In Las Vegas, 58 people were killed and over 500 were wounded in the deadliest shooting in modern U.S. history. Both incidents are tragedies and calls for action: We must take concrete steps to combat gun violence and grant humanitarian aid to those in need. Yet, our politicians have failed to respond to this call.

In a Tuesday tweet, President Trump said, "Leaving Puerto Rico now for D.C. Will be in Las Vegas early tomorrow to pay my respects. Everyone is in my thoughts and prayers." Initially, this reads as a compassionate statement. Unfortunately, neither Puerto Rico nor Las Vegas has seen any action to reflect this compassion.

On his recent visit to Puerto Rico, for instance, Trump delivered more of a spectacle than aid. He handed out paper towels and congratulated federal emergency teams and military commanders on the island for addressing the emergency.

But the emergency is far from over — Puerto Rico needs money and resources, not a performance of compassion. Trump's thoughts and prayers, though important, aren't enough.

Politicians are handling the Las Vegas shooting in much the same way. Trump isn't proposing any gun policy changes in response to this horrific event, even though he's been quick to act against foreigners he believes are terror risks. White House press secretary Sarah Huckabee Sanders also refused to speak on policy changes, saying "there will certainly be a time for that policy discussion to take place, but that's not the place that we're in at this moment."

It's difficult to fathom how one could have victims of violence or natural disaster in their thoughts and prayers without looking out for the victims' best interests. Policy changes have the power to mitigate gun violence in the United States. We just experienced a horrifying act of terror: Now is definitely the time to be talking about policy. Thoughts and prayers don't quite cut it.

Thankfully, citizens are taking action as best as they can. Students for Puerto Rico has raised over $100,000 in the past week. And two students from this university began fundraising for Puerto Rico relief and aim to collect $1,000 by the end of this week. The funds are a result of donors' honest compassion and a determination for change. They did not stop with "thoughts and prayers" or use the phrase to shield themselves from their obligation to provide aid.

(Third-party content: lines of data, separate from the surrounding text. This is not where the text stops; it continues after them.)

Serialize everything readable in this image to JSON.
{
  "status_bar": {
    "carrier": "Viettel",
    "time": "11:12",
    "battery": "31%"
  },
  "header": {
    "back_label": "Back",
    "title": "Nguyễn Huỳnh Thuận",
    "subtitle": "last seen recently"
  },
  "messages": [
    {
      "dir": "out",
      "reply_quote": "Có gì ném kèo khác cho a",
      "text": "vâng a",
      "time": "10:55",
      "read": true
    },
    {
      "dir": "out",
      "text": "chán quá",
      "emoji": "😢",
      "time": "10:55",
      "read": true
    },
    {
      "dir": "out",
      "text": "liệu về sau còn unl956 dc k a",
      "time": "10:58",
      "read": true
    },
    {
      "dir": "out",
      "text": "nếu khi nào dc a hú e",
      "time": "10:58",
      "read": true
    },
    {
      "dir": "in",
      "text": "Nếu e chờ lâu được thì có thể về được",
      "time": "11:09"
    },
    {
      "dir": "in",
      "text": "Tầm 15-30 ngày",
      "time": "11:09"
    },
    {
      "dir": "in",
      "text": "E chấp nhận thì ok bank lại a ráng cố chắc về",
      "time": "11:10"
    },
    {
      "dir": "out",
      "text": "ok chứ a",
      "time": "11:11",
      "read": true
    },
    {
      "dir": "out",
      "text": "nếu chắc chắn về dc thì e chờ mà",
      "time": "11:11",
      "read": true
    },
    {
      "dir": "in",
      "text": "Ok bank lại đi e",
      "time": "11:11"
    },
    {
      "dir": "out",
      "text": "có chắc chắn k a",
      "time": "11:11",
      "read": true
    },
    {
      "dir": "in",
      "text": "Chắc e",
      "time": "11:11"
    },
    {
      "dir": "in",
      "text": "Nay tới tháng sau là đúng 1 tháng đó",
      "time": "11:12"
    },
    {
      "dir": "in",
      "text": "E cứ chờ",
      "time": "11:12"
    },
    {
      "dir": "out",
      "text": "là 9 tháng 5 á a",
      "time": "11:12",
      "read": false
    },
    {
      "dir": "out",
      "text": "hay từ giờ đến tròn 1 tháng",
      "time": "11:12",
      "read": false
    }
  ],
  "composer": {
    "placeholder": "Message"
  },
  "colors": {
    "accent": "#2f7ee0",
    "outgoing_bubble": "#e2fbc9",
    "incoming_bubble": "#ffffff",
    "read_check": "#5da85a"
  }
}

One GoFundMe has raised over $9 million for victims and their families of the shooting as of Thursday, and an overwhelming number of people have donated blood. Many are also calling for the White House to take action on gun control. As citizens, it should be our goal to stop a catastrophic event like this from happening again. It is inspiring to see so many individuals showing genuine compassion for one another through action, aid and advocacy. Hopefully, our nation's leaders will soon follow suit.